A good assignment points out and identifies a single part of the proceedings. If an *Page 977 assignment asserts that the court erred in two or more different parts of the proceedings upon which arise different questions, it is multifarious, and comes under the condemnation of the rules. Cammack v. Rogers, 96 Tex. 457, 73 S.W. 795. For example: "The court erred in that part of his charge wherein he defined the term `contributory negligence' to be, etc.," is a good assignment. "The court erred in his charge wherein he defined `contributory negligence' to be, etc., and `assumed risk' to be, etc.," is bad. It complains of different parts of the proceedings, and, although such parts are definitely pointed out, the assignment is bad.

It is not necessary to the validity of an assignment that it embody the statement of any reason why it is claimed that the part of the proceedings complained of is erroneous. It is the function of propositions to set forth the reason or reasons that support an assignment. Land Investment Agency Co. v. McClelland Bros., 86 Tex. 187, 23 S.W. 576, 1100, 22 L.R.A. 105.

Just as an assignment properly deals with a single ruling of the court or other particular part of the proceedings, so a good proposition deals with a single reason to support the assignment to which it is germane. If there are more than one such reason, then each should be presented by a separate proposition. If one proposition undertakes to set forth two or more different reasons, then it is multifarious.

From what has already been said, it is necessarily true, as declared in Garonzik v. Green (Tex.Civ.App.) 275 S.W. 184, that a defective assignment cannot be cured by a proposition under same, nor can a proposition enlarge the scope of the assignment.

With these principles in mind, let us examine appellant's several assignments, in order to determine their sufficiency. The first assignment is: "Because the special issue No. 1 submitted to the jury does not submit an issue made by the pleading and under the answer to which issues cannot form a basis upon which the Court may render judgment thereon."

The third assignment reads: "Because the special issue No. 2 submitted by the court to the jury does not submit an issue made by the pleadings and evidence, the answer to which would not form correct basis upon which the court may render proper judgment."

In the first assignment, by supplying by implication words to the effect that "the court erred," and rejecting some of it as surplus-age, or intended as repetition, we think we may be justified in holding it a good assignment. As so construed, perhaps a better statement of the assignment would be: "The court erred in submitting special issue No. 1 to the jury, there being no pleading raising such issue."

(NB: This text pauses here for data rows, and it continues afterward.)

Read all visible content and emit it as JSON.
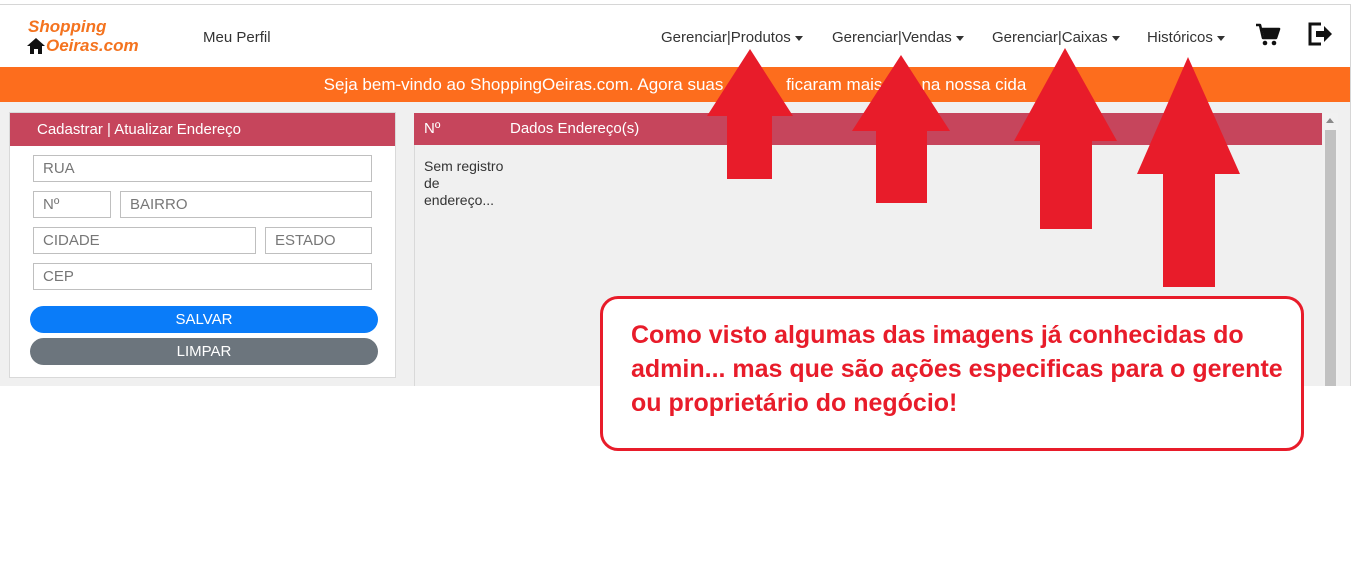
{
  "brand": {
    "line1": "Shopping",
    "line2": "Oeiras.com",
    "color": "#f4731f"
  },
  "nav": {
    "profile": "Meu Perfil",
    "menus": [
      {
        "label": "Gerenciar|Produtos"
      },
      {
        "label": "Gerenciar|Vendas"
      },
      {
        "label": "Gerenciar|Caixas"
      },
      {
        "label": "Históricos"
      }
    ],
    "icons": [
      "cart-icon",
      "logout-icon"
    ]
  },
  "banner": {
    "text": "Seja bem-vindo ao ShoppingOeiras.com. Agora suas co",
    "hidden_suffix": "ficaram mais",
    "hidden_suffix2": "is na nossa cida",
    "color": "#fd6d1d"
  },
  "address_form": {
    "title": "Cadastrar | Atualizar Endereço",
    "placeholders": {
      "street": "RUA",
      "number": "Nº",
      "district": "BAIRRO",
      "city": "CIDADE",
      "state": "ESTADO",
      "zip": "CEP"
    },
    "save_label": "SALVAR",
    "clear_label": "LIMPAR",
    "header_color": "#c6455c"
  },
  "address_table": {
    "columns": [
      "Nº",
      "Dados Endereço(s)"
    ],
    "empty_text": "Sem registro de endereço..."
  },
  "annotation": {
    "text": "Como visto algumas das imagens já conhecidas do admin... mas que são ações especificas para o gerente ou proprietário do negócio!",
    "color": "#e81c2a"
  }
}
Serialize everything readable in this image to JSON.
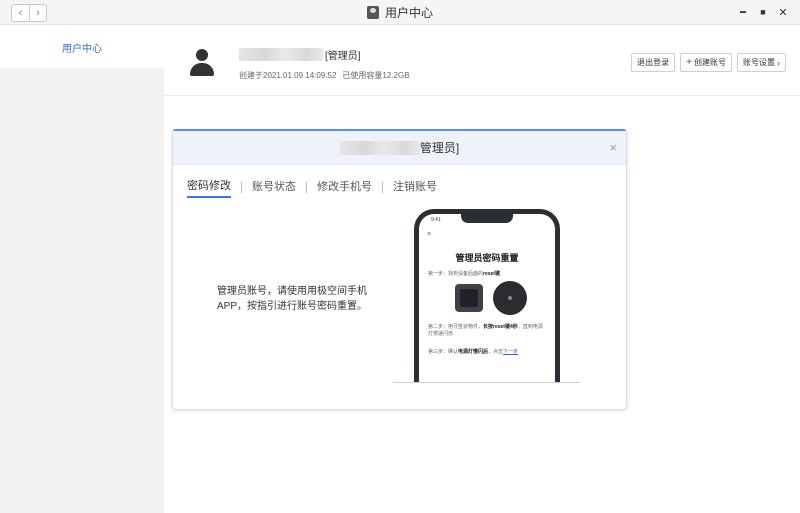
{
  "window": {
    "title": "用户中心",
    "nav_back": "‹",
    "nav_forward": "›",
    "min_glyph": "▬",
    "max_glyph": "■",
    "close_glyph": "✕"
  },
  "sidebar": {
    "items": [
      {
        "label": "用户中心",
        "active": true
      }
    ]
  },
  "header": {
    "role": "[管理员]",
    "created_label": "创建于2021.01.09 14:09:52",
    "storage_label": "已使用容量12.2GB",
    "buttons": {
      "logout": "退出登录",
      "create_account": "创建账号",
      "account_settings": "账号设置"
    }
  },
  "dialog": {
    "title_suffix": "管理员]",
    "close_glyph": "×",
    "tabs": [
      {
        "label": "密码修改",
        "active": true
      },
      {
        "label": "账号状态",
        "active": false
      },
      {
        "label": "修改手机号",
        "active": false
      },
      {
        "label": "注销账号",
        "active": false
      }
    ],
    "description": "管理员账号，请使用用极空间手机APP，按指引进行账号密码重置。",
    "phone": {
      "time": "9:41",
      "close": "×",
      "title": "管理员密码重置",
      "step1_prefix": "第一步：找到设备后面的",
      "step1_bold": "reset键",
      "step2_prefix": "第二步：用牙签状物件，",
      "step2_bold": "长按reset键4秒",
      "step2_suffix": "，直到电源灯慢速闪烁",
      "step3_prefix": "第三步：确认",
      "step3_bold": "电源灯慢闪后",
      "step3_mid": "，点击",
      "step3_link": "下一步"
    }
  },
  "colors": {
    "accent": "#2f6bde",
    "dialog_border_top": "#5b8ee6",
    "dialog_header": "#eef3fb",
    "sidebar_bg": "#f2f2f2"
  },
  "icons": {
    "avatar": "user-silhouette-icon",
    "title": "user-avatar-icon",
    "create": "plus-icon",
    "settings": "chevron-right-icon"
  }
}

The proposition under this assignment reads: "It is incumbent upon the trial court, where the case is submitted on special issues to a jury, to submit all material controverted issues plead and proven and the submission only of issues as to the main cause not plead and proven, the answer to which would not form a correct basis upon which the court may render proper judgment, is reversible error."

The proposition is difficult to understand. It seems fairly certain that it sets forth the contention that special issue No. 1 as submitted to the jury was not pleaded or proven. This raises two questions — one concerning the pleadings; the other, the evidence. It is not within the terms of the assignment, which complains alone of a question arising upon the pleadings.